Our wrapped model has a predict() function, which is used for inference. Let’s create a test function that uses this model.

def test_model(model: mlflow.pyfunc.PyFuncModel, loader: DataLoader) -> Dict[str, Any]:
  correct_count, total_count = 0, 0
  for images, labels in loader:
    for i in range(len(labels)):
      img = images[i].view(1, 784)
      # Turn off gradients to speed up this part
      with torch.no_grad():
        logps = model.predict(img.numpy())

      # Output of the network are log-probabilities, 

      #need to take exponential for probabilities
      ps = np.exp(logps)
      probab = list(ps[0])
      pred_label = probab.index(max(probab))
      true_label = labels.numpy()[i]
      if(true_label == pred_label):
        correct_count += 1
      total_count += 1
  

  testing_metrics = {
    'incorrect_count': total_count-correct_count,
    'correct_count': correct_count,
    'accuracy': (correct_count/total_count)
  }
  print("Number Of Images Tested =", total_count)
  print("\nModel Accuracy =", (correct_count/total_count))
  return testing_metrics

For the function above to work, we need a test set. The code below will give us the test set for the MNIST dataset.

def load_test_images(batch_size: int) -> Tuple[Any]:
  # Define a transform to normalize the data
  transform = transforms.Compose([transforms.ToTensor(),
                                  transforms.Normalize((0.5,), (0.5,))])

  # Download and load the testing data
  test_dataset = datasets.MNIST('./mnistdata', download=True, train=False,   

                                transform=transform)
  test_loader = DataLoader(test_dataset, batch_size=batch_size, shuffle=True)
  return test_loader

That is everything you need to load a registered model from Model Registry and experiment further with it.
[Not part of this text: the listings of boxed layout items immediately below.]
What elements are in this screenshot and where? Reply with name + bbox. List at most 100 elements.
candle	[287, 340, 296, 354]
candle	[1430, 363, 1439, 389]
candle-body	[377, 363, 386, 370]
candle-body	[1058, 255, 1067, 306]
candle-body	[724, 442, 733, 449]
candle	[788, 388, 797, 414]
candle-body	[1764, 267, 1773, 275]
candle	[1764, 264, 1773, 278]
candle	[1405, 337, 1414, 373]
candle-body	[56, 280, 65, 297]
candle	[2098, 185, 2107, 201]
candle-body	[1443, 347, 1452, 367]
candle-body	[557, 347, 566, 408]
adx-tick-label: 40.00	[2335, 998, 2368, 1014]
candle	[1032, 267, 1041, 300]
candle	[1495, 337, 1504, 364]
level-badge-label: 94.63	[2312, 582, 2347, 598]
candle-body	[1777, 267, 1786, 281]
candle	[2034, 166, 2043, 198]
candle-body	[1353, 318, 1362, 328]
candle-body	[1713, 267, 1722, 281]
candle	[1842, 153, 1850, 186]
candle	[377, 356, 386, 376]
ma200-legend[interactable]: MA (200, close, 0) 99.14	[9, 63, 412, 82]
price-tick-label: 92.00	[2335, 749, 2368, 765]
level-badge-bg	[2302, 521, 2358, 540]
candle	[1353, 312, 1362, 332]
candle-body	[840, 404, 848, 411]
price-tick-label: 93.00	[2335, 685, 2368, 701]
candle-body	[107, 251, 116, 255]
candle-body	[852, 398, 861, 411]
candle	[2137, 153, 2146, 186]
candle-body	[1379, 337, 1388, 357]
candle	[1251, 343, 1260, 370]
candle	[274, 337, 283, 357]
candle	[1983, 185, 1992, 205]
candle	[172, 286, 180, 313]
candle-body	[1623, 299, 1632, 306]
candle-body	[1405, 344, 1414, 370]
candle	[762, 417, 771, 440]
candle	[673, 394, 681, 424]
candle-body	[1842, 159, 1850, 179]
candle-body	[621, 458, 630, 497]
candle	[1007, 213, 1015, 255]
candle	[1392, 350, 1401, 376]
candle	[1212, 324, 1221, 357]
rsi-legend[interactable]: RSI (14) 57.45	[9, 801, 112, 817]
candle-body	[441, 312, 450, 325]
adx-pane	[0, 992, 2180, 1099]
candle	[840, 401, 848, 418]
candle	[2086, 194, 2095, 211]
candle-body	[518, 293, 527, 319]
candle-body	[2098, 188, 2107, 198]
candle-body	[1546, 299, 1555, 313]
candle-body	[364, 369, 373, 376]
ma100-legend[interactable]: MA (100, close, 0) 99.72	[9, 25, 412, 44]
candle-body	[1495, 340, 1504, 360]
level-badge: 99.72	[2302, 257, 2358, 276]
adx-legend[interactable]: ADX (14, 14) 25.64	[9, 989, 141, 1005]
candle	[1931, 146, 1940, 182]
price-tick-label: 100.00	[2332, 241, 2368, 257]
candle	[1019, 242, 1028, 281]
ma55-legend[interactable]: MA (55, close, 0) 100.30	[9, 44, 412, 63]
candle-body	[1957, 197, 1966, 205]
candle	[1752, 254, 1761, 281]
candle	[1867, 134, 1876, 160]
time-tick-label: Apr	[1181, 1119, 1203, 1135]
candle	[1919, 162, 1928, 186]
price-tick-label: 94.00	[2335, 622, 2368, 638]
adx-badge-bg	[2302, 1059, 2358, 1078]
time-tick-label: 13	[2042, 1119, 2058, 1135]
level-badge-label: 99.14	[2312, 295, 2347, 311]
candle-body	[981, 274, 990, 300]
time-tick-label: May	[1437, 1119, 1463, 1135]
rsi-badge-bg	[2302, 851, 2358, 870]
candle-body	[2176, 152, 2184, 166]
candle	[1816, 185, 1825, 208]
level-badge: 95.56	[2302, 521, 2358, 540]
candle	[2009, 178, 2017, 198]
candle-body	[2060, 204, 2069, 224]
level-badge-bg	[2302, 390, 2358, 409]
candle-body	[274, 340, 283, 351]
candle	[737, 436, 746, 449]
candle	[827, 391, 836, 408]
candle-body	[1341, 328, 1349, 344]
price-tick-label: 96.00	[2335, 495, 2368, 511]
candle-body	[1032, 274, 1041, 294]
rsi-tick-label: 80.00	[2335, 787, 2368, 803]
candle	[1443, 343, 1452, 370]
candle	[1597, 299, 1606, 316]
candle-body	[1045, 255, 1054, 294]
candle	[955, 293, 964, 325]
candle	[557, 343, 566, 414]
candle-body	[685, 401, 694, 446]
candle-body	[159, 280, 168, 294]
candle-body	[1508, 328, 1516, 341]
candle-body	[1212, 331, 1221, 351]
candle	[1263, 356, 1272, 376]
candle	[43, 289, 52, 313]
A word of caution, if the wrapped model’s predict method throws errors on you, then there is a good chance that your inferred schema is wrong. In this situation, go back to the code that logs your model and make sure that the data type and shape used in the `infer_schema` function are the same data type and shape that the wrapped model’s predict method is receiving.

Summary

Combining MLflow and MinIO offers a potent synergy that elevates the machine learning development process. MLflow's streamlined experiment tracking, model versioning, and deployment capabilities ensure efficient collaboration and reproducibility among data scientists and engineers. By integrating MinIO's high-performance object storage, the process gains scalability, cost-effectiveness, and robust data management, facilitating the seamless storage and sharing of large-scale datasets and models. This unified methodology enhances team productivity, accelerates innovation, and establishes a solid foundation for building advanced machine learning applications with confidence.